= Mechanical Gecko =

The Speedy Freelander, also dubbed the Mechanical Gecko in press sources, is an intelligent robot from 2008. It was developed by Li Xiaoyang and his research group at Zhuhai New Concept Aerospace.

==History and design==
In robotics and mechanical engineering, on November 15, 2008, China's Technology Daily reported Dr. Danny H. Y. Li and his research group of the New Concept Aircraft (ZHUHAI) Co., Ltd. had recently successfully developed a mechanical gecko named "Speedy Freelander".

The "Speedy Freelander" was described as an intelligent robot with a compact and flexible body, with possible uses in search, rescue, counter-terrorism, as well as scientific experiments and scientific exploration.

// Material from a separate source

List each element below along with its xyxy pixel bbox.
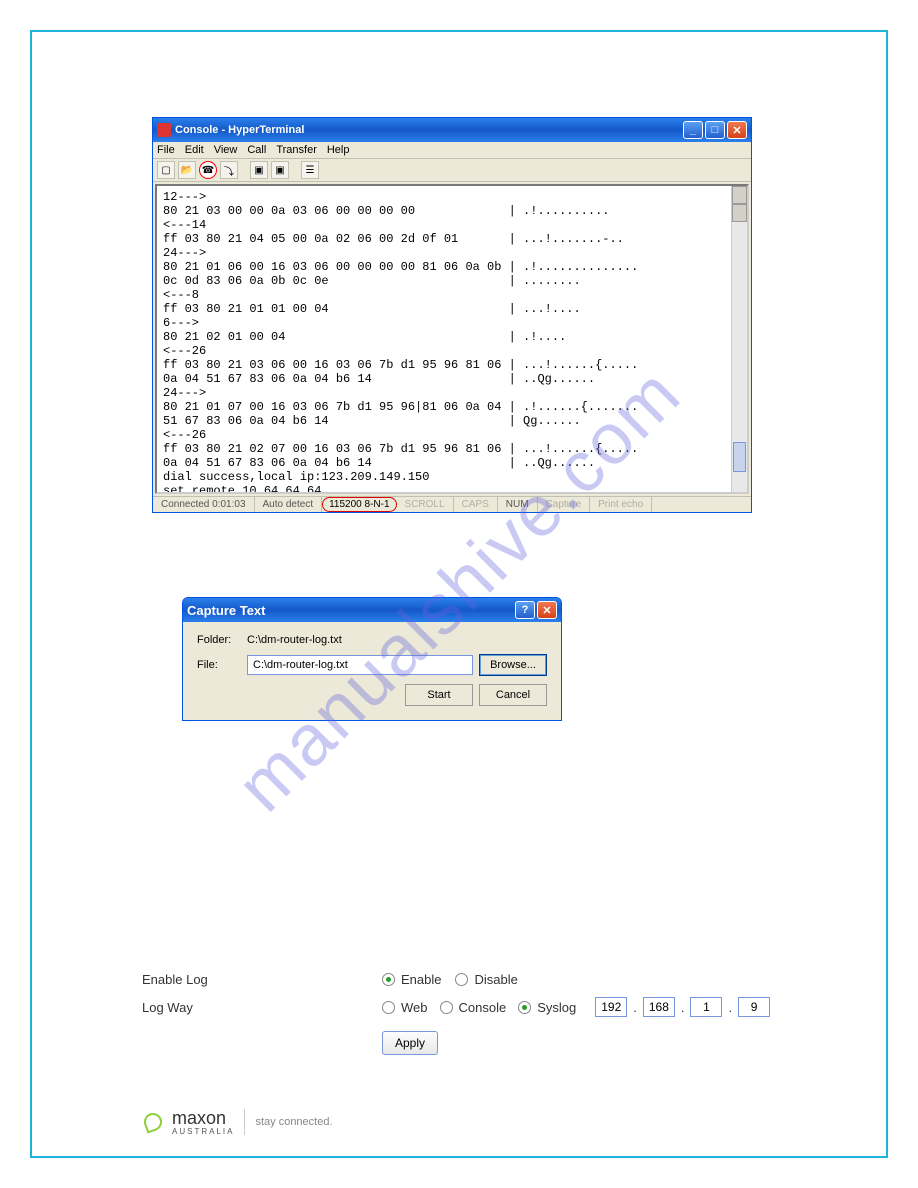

"Freelander" uses optical, electromagnetic sensing and new communication methods, and optical, mechanical and electronic integration technology. According to the introduction by Dr. Li, the artificial intelligence robot can rapidly climb up and down a variety of building walls, ground and wall fissures, and walk upside-down on the ceiling. It is able to adapt to the surfaces of smooth glass, rough, sticky or dusty walls as well as the various types of metallic materials. It can also identify and circumvent obstacles automatically, with flexibility and speed comparable to a gecko.